Cora Faith Walker Foundation Created for Health Equity

Alumni; Faculty; Public Health

A prominent community leader with strong ties to the Brown School, Cora Faith Walker, MPH ’10, was just 37 when she suddenly passed away last year. Now, a foundation in her name has been established and her connection to Washington University solidified with a special fund formed to support scholarships for Brown School students working to achieve health equity, an issue Walker had focused on since she graduated.

“Cora’s life was spent doing work she learned at the Brown School,” said her mother, Robyn Drew. “I wanted her family to establish a foundation to support the legacy of that work in community service, social justice, and health equity.” Founded by Walker’s parents, Robyn and Edward Drew; her husband, Tim Walker; and other family members, the Cora Faith Walker Foundation was launched in a ceremony at the Clark-Fox Forum on November 5, 2022, which would have been Walker’s 38th birthday.

The celebration was spearheaded by Timothy McBride, Bernard Becker Professor at the Brown School, who was Walker’s advisor when she was one of 45 students in the school’s inaugural Masters of Public Health class. The foundation’s launch was attended by many local luminaries, including St. Louis Mayor Tishuara Jones, St. Louis County Executive Sam Page, and U.S. Rep. Cori Bush. At the celebration, McBride announced the creation of the Cora Faith Walker Health Equity Fund, a renamed version of the scholarship fund he created in his parents’ name. McBride infused the fund with pledges for the next few years; his contribution will be matched by the Walker Foundation. More than $25,000 has been raised toward the foundation’s first-year goal of $100,000. The foundation will be funding scholars at all levels, from high school through graduate school. This year’s high school recipients will be from McCluer High School in the Ferguson-Florissant school district.

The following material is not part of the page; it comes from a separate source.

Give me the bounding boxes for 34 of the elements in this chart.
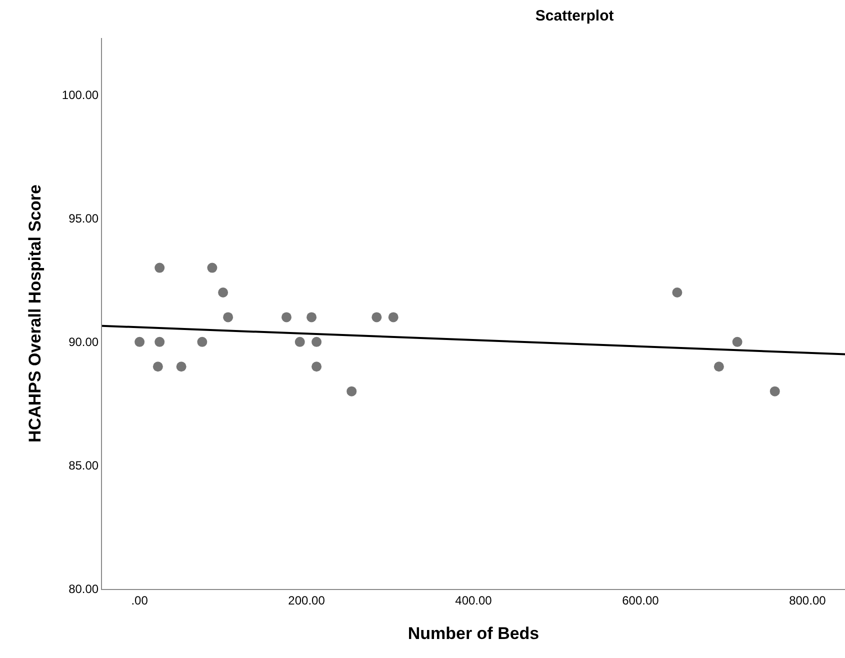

McBride was a teacher and mentor to Walker and their personal and professional relationship continued after her graduation in 2010. “I knew her well,” said McBride, who met Walker when she was a student at Saint Louis University, and he was one of her professors. Both wound up at Washington University, where McBride and other faculty helped create the public health program at the Brown School.

“Cora was a dynamic person with boundless energy and universally beloved, and I really miss her,” McBride said. Walker worked in community service and went on to win a seat in the Missouri House of Representatives, where she served in 2017-19 and worked on many of the same policy issues McBride was focusing on, such as Medicaid expansion. “She had a really good policy brain,” he said. “People turned to her because she knew what was going on, and she was extraordinarily well-connected.” Walker resigned from the House in 2019 to become Page’s policy chief in St. Louis County. She was a Brown School commencement speaker and named by the school as an Emerging Leader in 2018.

Drew said the foundation will also connect with organizations working with reproductive justice, access to health care, and the scholarships. She said her family hopes Walker’s namesake foundation and scholarship fund will ensure a lasting impact and remembrance of her values. “Even when I’m gone, I hope her name is still associated with Washington University and the Brown School,” Drew said.